Car les reproches adressés au directeur ne se limitent pas à son manque de perspicacité en matière de LPP. «Il m'a plusieurs fois menacé de mettre en péril l'entreprise. Or, je cherchais le meilleur pour les collaborateurs», commente encore Jean-Pierre Bodrito.

Une attitude contestée par le directeur évincé. Jean-Yves Bonvin assure avoir «voulu protéger ses droits en partageant la responsabilité avec les autres signataires du contrat de caisse de pension.»

«Difficultés relationnelles»

Reste que le conseil d'administration du journal estime aujourd'hui que ce comportement justifie, en partie aussi, ce limogeage sur-le-champ. «Monsieur Bonvin a des difficultés relationnelles avec les actionnaires également», argumente le président Hildebrand de Riedmatten.

Abstraction faite de la manière, il y a le fond. Et sur le fond, l'affaire pourrait trouver son épilogue hors les murs du journal. Devant les tribunaux, le cas échéant, si le conseil d'administration parvient à établir la responsabilité de Jean-Yves Bonvin sur un ou plusieurs points, comme la raison de la reconduction du contrat LPP un an avant l'échéance, la nature des frais administratifs qui ont fait gonfler la facture des cotisations ou encore la corrélation entre cette affiliation à l'Egide et les intérêts que tenait dans ladite caisse l'actionnaire de Rhône Média Bernard Donzé, beau-frère de Jean-Yves Bonvin. Sur ce point, l'ex-directeur du Nouvelliste dit avoir la conscience tranquille: «On peut acheter un litre de lait à la Migros un jour et se rendre compte le lendemain qu'il coûte 90 centimes chez Denner...»

Les défis d'un titre

Derrière la nébuleuse, Le Nouvelliste a aujourd'hui plusieurs défis très clairs à relever. Force est de reconnaître qu'il s'offre les services d'un vrai professionnel des médias pour le faire. Pour Antonin Gross, «il s'agira avant tout de ramener un peu de sérénité» dans une maison passablement secouée par de récents bouleversements à la rédaction en chef et les éternelles guerres des clans au sein de l'actionnariat. Le nouveau patron du quotidien valaisan énumère en vrac «l'arrivée des journaux gratuits, la concurrence internet, les nouvelles exigences des annonceurs» comme autant d'enjeux déterminants dans les mois à venir pour garantir la pérennité du titre.

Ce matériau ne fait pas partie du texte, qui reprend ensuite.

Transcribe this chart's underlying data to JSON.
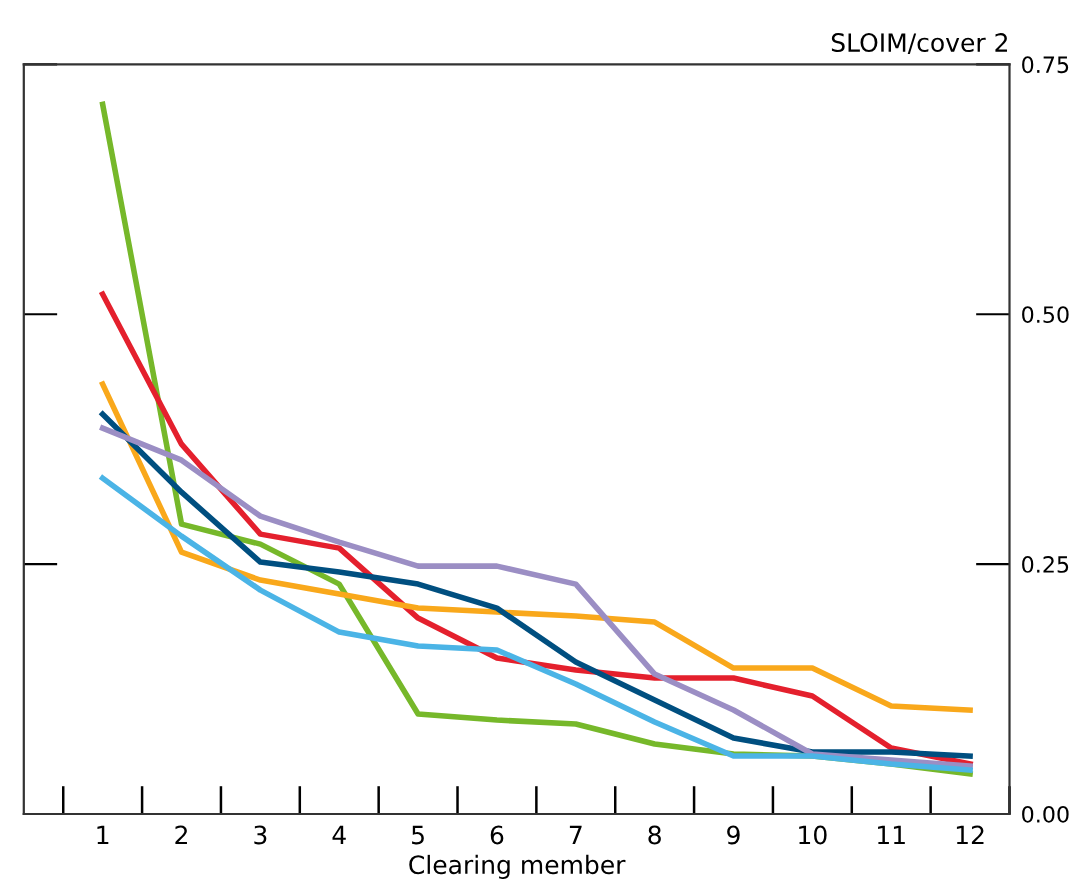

Autre chantier en cours: le renouvellement des rotatives, qui arrivent en bout de course, dossier pour lequel les actionnaires étudient aujourd'hui deux variantes: délocaliser chez Edipresse (qui détient 37,5% des actions de Rhône Média) à Bussigny (VD), ou investir massivement et préserver les emplois en Valais?

«Je me battrai personnellement pour conserver le centre d'impression en Valais», assure Antonin Gross, qui, en une déclaration, et avant même de s'asseoir dans le fauteuil encore tiède de Jean-Yves Bonvin, résout déjà un premier dilemme: jusqu'à nouvel avis, il n'est pas «l'homme d'Edipresse au Nouvelliste».